Container Control Plan To Fight Human Trafficking
UN Launches Container Control Programme To Fight Illicit Trafficking
The United Nations crime fighting agency has teamed with customs agencies around the world to combat the illegal transport of people, weapons and drugs in the more than 7 million shipping containers that move around the globe each day.
The Container Control Programme is intended to support port control measures in developing countries, bringing together new teams of customs officials and police, and providing them with training and equipment to target illicit trafficking via maritime freight containers.
Launched by the UN Office on Drugs and Crime (UNODC) in partnership with the World Customs Organization (WCO), the programme’s $1.4 million first phase will begin at the ports of Guayaquil, Ecuador, and Dakar, Senegal.
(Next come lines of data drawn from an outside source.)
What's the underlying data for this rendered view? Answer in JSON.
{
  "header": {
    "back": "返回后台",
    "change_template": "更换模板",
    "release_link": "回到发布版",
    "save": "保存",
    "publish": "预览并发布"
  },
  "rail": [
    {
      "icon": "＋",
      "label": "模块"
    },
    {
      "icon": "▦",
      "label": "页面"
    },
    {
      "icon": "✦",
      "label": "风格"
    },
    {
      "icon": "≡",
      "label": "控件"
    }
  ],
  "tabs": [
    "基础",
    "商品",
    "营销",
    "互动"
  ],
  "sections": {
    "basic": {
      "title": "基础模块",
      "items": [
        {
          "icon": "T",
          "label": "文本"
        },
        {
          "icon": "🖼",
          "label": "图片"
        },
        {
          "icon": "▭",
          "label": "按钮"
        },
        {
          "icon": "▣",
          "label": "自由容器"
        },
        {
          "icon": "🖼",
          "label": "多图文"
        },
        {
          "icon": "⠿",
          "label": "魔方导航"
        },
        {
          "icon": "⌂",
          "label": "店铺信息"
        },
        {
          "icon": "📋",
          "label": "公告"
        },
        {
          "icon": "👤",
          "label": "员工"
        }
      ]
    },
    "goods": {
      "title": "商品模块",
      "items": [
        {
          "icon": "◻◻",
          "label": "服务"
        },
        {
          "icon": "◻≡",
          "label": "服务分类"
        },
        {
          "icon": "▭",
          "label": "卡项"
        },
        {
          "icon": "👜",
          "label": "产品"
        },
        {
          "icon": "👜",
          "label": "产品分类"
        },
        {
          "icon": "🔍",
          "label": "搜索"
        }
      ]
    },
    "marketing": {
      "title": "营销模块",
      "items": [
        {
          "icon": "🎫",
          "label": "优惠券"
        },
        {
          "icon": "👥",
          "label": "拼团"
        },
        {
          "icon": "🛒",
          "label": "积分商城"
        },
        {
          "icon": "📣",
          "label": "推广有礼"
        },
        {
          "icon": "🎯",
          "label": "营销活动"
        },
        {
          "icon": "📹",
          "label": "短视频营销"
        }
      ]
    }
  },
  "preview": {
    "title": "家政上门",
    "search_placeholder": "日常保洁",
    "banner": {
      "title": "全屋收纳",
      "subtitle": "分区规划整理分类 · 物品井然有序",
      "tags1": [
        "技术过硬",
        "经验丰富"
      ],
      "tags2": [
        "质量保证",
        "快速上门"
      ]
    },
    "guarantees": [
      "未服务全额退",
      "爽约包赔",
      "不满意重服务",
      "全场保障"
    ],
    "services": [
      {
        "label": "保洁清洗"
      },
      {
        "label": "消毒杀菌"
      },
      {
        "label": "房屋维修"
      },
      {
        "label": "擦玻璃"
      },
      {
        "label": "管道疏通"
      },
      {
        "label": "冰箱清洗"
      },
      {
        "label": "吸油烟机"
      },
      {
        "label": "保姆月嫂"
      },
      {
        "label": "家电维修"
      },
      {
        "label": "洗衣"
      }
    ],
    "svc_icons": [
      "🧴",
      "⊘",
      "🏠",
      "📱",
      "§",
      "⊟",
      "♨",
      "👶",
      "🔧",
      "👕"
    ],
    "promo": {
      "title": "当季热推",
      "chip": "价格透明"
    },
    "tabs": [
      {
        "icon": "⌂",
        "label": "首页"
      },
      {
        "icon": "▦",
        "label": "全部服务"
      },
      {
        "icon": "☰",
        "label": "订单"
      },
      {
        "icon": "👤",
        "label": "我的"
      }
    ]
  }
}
Similar port control activities should expand to Pakistan and Ghana next year.
According to UNODC, container traffic has risen over the past 10 years to 220 million units in 2000, and is expected to double by 2012, as licit merchandise transported in containers generates legitimate revenue for hundreds of millions of people.
But containers also facilitate the trafficking of large quantities of heroin and cocaine. They also often serve the trade in weapons, chemical waste and even human beings, and are used to ship money earned illicitly from organized crime.
“Visiting borders and ports in developing countries, one can notice a huge number of trucks and containers without the specialized controls needed to separate commercial trade from criminal activities,” said UNODC Executive Director Antonio Maria Costa.